In foreign relations the Democrats have put through and continued to push programs like the Marshall plan and Point Four. They have advocated continued economic assistance to free nations. They have supported the United Nations, and been willing to back words with arms. While the Republicans theoretically went along in the period of "bi-partisanship," they have tried time and again to solvate** administration policies, as when they attempted to cut drastically our aid to Europe. Now that the period of cooperation between Republicans and Democrats has passed, the G.O.P. may be expected to attack the administration even more strongly on our foreign policy.
It was a Republican Congress that passed the Taft-Hartley Act and cut taxes in a time of high spending. The Republicans have opposed Truman's health plan, and other parts of the Fair Deal. That party evidently does not intend to change its stand on these questions. Nor does it intend to back down on its program of attacking anyone whom party members may consider "leftist." It will keep on trying to pass legislation like McCarran Bill.
On this measure, it is true, many Democrats followed Republicans, including Senate Majority Leader Scott Lueas of Illinois. That vote, however, was taken just before an election and just after the entrance of the United States into the Korean war. It was a time of hysteria, a time when few men dared risk their political careers. The President asked for a better law; his veto message was a calm explanation of what was actually needed. During this next Congress, when there are no elections iminent, Democrats will probably follow his request on such legislation. But the Republicans surely will not.
Those who fear the results of McCarthy-like attacks, those who worry about such hysterical legislation as the McCarran bill have little choice, then, at this election. Those who dislike laws unfavorable to Labor, those who want a civil rights program can hardly choose freely today.

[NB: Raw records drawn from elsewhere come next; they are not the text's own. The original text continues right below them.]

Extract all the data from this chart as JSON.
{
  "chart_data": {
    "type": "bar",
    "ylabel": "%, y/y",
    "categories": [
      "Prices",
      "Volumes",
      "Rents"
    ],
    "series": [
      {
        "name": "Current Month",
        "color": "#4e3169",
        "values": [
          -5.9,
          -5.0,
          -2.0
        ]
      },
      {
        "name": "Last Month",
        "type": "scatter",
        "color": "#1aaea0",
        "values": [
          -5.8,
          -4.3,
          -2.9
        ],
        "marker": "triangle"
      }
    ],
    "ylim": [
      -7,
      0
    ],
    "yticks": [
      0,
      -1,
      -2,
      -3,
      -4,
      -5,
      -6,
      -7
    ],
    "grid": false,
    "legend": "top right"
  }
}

In some cases, of course, there would appear to be more involved than this party against party issue. It is relatively easy for the honest voter to make his choice when he can pick Lehman over Hanley. It is harder when he must choose between Taft and Ferguson. Yet, in the last analysis, it is party votes which count in Washington, after the speeches are over and done with.
This nation will be far safer in the next two years if the Democratic party continues to control both houses of Congress.